# Shooting arbitrage - part I

In my [previous post]((/post/damghani_dearbitraging_a_weak_smile_on_svi/), I looked at de-arbitraging volatilities of options of a specific maturity with SVI (re-)calibration. The penalty method can be used beyond SVI. For example I interpolate here with a cubic spline on 11 equidistant nodes the original volatility slice that contains arbitrages and then minimize with Levenberg-Marquardt and the negative local variance denominator penalty on 51 equidistant points. This results in a quite small adjustment to the original volatilities:

Interestingly the denominator looks almost constant, close to zero (in reality it is not constant, just close to zero, scales can be misleading):

The method does not work with too many nodes, for example 25 nodes was too much for the minimizer to do anything, maybe because there is too much interaction between nodes then.

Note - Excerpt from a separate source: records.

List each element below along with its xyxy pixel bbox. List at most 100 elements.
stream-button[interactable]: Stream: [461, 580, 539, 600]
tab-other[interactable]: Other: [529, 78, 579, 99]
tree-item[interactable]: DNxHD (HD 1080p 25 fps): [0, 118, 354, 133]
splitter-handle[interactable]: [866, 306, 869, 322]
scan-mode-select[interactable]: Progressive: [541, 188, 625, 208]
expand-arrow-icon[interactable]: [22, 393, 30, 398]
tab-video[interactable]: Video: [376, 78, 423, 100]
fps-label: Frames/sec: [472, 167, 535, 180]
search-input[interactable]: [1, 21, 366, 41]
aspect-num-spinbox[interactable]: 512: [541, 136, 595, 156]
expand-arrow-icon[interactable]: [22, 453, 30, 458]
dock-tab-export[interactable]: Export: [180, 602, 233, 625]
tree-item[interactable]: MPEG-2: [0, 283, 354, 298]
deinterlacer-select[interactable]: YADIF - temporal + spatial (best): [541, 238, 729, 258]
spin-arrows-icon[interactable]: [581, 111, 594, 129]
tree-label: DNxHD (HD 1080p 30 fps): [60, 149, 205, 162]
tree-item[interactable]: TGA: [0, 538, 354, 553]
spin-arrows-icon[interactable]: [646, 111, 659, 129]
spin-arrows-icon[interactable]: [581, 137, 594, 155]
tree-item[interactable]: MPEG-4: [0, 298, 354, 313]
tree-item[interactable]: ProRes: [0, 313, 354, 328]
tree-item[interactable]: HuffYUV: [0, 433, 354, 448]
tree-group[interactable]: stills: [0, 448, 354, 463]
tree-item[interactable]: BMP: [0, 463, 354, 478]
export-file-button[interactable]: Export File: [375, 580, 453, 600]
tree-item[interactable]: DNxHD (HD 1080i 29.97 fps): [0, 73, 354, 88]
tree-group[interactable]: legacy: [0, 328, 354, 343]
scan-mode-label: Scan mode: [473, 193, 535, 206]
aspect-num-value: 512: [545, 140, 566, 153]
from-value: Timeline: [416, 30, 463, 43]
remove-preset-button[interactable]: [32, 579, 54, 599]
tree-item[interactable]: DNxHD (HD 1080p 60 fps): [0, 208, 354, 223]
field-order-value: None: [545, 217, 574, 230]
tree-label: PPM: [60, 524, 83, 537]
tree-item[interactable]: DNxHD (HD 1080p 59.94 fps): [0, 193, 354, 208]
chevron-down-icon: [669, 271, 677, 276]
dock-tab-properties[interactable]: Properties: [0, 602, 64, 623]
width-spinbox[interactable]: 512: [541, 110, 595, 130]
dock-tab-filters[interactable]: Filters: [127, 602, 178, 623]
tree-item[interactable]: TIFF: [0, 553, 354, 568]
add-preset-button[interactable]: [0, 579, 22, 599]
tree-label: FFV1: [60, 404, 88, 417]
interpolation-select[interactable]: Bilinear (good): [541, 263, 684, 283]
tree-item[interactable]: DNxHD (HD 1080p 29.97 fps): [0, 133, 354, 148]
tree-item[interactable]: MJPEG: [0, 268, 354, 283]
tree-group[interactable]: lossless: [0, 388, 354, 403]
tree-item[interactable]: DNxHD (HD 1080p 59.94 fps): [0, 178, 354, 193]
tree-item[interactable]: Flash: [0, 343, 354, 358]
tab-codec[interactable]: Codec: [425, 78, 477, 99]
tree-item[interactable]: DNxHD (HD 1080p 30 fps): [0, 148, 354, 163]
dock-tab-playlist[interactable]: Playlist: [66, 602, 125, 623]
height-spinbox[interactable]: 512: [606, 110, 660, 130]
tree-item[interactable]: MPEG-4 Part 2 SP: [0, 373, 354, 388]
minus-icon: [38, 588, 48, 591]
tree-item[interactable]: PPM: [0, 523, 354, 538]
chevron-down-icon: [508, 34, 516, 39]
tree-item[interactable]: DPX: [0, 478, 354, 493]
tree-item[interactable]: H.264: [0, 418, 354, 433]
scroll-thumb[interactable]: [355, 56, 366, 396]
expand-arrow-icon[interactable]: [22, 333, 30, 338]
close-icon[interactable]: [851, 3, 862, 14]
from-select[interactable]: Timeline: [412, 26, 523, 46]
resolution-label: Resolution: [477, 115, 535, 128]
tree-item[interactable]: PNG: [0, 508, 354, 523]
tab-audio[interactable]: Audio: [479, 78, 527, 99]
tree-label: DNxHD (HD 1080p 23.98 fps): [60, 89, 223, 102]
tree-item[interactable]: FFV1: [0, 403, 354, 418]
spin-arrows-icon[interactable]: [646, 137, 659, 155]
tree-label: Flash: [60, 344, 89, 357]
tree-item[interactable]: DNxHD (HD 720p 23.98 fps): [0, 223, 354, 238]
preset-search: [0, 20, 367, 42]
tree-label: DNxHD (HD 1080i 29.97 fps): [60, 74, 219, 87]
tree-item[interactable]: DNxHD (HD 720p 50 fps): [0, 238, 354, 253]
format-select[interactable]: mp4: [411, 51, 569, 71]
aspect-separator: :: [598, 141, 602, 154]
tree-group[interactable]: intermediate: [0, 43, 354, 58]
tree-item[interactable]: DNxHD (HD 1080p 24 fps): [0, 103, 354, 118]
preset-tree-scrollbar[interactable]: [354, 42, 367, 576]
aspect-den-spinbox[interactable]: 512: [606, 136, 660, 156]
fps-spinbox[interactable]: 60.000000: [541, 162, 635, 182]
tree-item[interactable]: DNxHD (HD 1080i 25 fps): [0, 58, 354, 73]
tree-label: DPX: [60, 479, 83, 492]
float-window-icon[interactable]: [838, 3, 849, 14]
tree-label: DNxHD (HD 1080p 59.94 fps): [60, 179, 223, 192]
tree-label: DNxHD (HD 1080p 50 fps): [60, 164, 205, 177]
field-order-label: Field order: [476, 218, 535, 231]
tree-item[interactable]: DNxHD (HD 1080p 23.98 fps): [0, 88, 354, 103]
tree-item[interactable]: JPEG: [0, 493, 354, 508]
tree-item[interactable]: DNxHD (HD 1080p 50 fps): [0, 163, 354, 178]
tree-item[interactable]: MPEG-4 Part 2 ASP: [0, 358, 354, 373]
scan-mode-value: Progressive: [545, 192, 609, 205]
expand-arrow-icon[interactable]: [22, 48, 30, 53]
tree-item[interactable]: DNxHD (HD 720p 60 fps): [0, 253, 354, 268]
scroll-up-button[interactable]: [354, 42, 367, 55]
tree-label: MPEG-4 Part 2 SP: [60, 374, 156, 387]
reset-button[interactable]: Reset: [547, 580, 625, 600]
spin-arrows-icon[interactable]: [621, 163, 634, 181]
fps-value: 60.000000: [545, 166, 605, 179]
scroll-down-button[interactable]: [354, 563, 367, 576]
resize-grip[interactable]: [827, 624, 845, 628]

I wondered then what would be the corresponding implied volatility for a constant denominator of 1E-4, glued to the implied volatility surface at the point where it reaches 1E-4.

$$10^{-4}=1 - \frac{y}{w}\frac{\partial w}{\partial y} + \frac{1}{4}\left(-\frac{1}{4}-\frac{1}{w}+\frac{y^2}{w^2}\right)\left(\frac{\partial w}{\partial y}\right)^2 + \frac{1}{2}\frac{\partial^{2} w}{\partial y^2}$$
The equation can be easily solved with the Runge Kutta method by reducing it to a system of first order ordinary differential equations. As the following figure will show, as the initial conditions are the variance and the slope at the glueing point, the volatility is not continuous anymore at the next point where the denominator goes back to 1E-4. So this is only good if we replace the whole right wing: not so nice.

A simple idea is to adjust the initial slope so that the volatility is continuous at the next end-point. An ODE whose initial condition consists in the function values at two end-points is called a two-points boundary problem. A standard method to solve this kind of problem is just the basic simple idea and it is called the shooting method: we are shooting a projectile from point A so that it lands at point B. Any solver can be used so solve for the slope (secant, Newton, Brent, etc.).

The volatility is only continuous, not C1 or C2 at A and B, but the local volatility is well defined and continuous, the denominator is just 1E-4 between A and B. The adjustments to the original volatilities is even smaller.